Esta exposição refere direta, e indiretamente, a participação de mais de 500 pessoas, de muitos lugares, com os mais diversos interesses, afinidades e línguas, em objetos criados no âmbito de um projeto artístico comum, com reconhecimento público nacional e internacional mas, mais uma vez, não é essa a força motriz para abrir as portas da caverna mágica.
O valor principal, a meu ver, a chave desta exposição, reside não apenas no que mostra mas no que sugere. Não tanto no que se vê mas no que não se vê, que se pode adivinhar, ou imaginar; nas vozes para lá das imagens.
A chave não se materializa na elegia, urgente e merecida, de todos os nomeados, mas no lapso involuntário da memória, que dá assim notícia da sua impermanência, da sua traição. Na ausência de um nome o colapso de todos os nomes.
A patine da chave não está na pesquisa documental exaustiva, por arquivos referentes a 30 anos de atividade teatral, mas na súbita perceção da falta; que vão sempre faltar documentos, e que essa falta, tão só, dá conta dos teatrinhos que não foram feitos e que o deverão ser, nas mil e uma noites, e dias, que se seguem.
Esta exposição é o retrato do todo que se adensa por cada parte, espécie de monstro pachorrento e da proliferação de partes inesperadas, de capítulos não escritos, de imagens rarefeitas, de contornos e dobras; um lugar teatral de passagens e augúrios.
O que mais me cativa não é, apesar de me comover, o inventário rigoroso, atento e imparcial, de (quase) tudo o que fizemos nesta companhia, mas o estremecer de tudo o que não fizemos, que ficou incompleto ou não chegou a começar.

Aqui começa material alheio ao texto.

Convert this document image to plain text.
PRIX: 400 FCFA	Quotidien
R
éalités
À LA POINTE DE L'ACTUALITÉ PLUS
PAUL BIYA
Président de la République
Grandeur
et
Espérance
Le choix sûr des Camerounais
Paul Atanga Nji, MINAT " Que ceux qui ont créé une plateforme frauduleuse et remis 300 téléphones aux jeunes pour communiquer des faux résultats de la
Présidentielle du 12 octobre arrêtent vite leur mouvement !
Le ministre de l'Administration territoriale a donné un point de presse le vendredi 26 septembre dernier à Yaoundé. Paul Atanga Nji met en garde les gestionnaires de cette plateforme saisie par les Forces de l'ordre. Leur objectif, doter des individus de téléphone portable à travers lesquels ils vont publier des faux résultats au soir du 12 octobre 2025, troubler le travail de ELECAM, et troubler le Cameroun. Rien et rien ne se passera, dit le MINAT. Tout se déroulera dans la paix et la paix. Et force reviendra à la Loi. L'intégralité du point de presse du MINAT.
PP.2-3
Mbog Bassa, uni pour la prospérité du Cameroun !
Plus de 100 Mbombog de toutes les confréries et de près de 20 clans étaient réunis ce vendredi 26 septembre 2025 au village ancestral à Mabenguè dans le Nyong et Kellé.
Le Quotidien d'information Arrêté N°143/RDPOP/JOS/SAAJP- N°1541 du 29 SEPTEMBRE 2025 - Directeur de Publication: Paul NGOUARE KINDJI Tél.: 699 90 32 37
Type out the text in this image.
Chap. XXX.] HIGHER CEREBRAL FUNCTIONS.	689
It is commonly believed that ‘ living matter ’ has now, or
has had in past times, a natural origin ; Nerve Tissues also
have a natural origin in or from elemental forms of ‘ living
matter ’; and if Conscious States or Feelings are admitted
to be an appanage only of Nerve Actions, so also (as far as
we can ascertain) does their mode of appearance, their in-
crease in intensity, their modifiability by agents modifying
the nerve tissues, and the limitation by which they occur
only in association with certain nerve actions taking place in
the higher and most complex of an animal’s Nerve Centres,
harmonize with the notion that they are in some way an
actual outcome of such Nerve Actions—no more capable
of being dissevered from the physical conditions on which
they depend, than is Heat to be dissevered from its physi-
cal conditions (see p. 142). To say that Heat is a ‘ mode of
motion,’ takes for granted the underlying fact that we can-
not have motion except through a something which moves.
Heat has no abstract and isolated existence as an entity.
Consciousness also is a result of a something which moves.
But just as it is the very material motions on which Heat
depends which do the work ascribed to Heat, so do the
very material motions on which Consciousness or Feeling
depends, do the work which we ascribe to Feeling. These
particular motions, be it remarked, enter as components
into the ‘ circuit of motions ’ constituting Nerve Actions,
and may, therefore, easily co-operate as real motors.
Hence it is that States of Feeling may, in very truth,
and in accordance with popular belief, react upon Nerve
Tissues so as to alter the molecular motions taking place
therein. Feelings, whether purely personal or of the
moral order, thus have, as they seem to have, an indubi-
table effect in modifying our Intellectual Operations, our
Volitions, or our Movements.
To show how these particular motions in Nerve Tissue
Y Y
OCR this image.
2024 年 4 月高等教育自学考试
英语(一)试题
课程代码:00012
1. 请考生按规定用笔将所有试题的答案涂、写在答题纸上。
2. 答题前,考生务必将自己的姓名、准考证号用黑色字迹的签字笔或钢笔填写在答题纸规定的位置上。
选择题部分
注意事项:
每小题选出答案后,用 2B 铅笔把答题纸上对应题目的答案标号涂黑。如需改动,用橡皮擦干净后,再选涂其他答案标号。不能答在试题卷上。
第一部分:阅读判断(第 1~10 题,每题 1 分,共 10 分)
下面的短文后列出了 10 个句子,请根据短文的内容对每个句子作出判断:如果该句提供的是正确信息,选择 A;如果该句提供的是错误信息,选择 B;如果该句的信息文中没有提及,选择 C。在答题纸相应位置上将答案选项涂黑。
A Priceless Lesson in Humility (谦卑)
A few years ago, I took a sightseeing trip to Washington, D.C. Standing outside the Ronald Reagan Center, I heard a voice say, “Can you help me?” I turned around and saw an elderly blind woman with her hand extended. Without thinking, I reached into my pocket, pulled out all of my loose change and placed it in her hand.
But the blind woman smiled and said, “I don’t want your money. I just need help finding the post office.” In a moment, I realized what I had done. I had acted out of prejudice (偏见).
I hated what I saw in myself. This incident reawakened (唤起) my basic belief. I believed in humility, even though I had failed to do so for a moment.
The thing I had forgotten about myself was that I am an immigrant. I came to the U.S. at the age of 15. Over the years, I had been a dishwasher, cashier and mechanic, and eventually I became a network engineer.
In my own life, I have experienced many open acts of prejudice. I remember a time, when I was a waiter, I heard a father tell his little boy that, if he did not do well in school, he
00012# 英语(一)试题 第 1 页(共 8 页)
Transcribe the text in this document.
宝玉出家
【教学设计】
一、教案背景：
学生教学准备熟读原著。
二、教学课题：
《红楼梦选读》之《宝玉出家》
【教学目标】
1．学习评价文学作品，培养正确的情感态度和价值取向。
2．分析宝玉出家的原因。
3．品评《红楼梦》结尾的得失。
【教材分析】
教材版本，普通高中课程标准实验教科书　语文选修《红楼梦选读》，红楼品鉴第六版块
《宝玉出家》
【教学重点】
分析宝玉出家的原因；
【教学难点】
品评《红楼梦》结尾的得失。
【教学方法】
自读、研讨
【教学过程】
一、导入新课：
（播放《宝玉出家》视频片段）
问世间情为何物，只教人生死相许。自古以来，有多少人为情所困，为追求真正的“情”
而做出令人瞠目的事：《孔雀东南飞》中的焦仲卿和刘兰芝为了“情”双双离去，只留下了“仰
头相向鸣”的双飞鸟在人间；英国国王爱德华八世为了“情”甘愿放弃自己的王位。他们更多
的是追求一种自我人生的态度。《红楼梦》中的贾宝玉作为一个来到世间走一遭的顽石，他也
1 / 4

Esta exposição justifica-se, se aludir a algum sentido de justiça, pelos intervalos, pelas desmontagens, pelos atrasos e esperas, pelas discussões intermináveis; pelos diferentes ritmos, aparições e matizes, por todas as vozes… onde estás? Quem vem lá, agora? Quem e… porquê? A tua vida, a minha vida, ressonância de outubro e outros meses… Esta exposição é como uma pele de lugares, uma pele de coisas, de fenómenos à flor da pele, rasgos, água que brota e um fio de sangue.
Trinta anos: pelos tempos mortos, pelas pessoas de quem perdemos o rasto; por aquelas cujo nome não nos diz nada, por aquelas para cuja cara não encontramos nome.
As impressões digitais parecem tocar, tocam-me, enquanto desígnio de afeto, cuidado, como gesto de amor, sem destinatário preciso, e dedicatória, ao futuro.
Esse futuro, de quem gosta de gostar dos outros, da vida, tão assim, e faz disso um teatro gentil, pertence a todos, é de todos, com, ou sem, Garagem.
O Teatro da Garagem, 30 anos, e mais além, com o seu espírito a um tempo sacro e profano, elevado ou banal, solar ou obscuro, absoluto, volátil, categórico…
A Garagem numa panorâmica parietal em equilíbrio harmonioso e depois, caindo, lentamente, espalhando-se, como o leite entornado de uma vasilha… o Teatro da Garagem, não dialético, arborescente, é uma frase inacabada.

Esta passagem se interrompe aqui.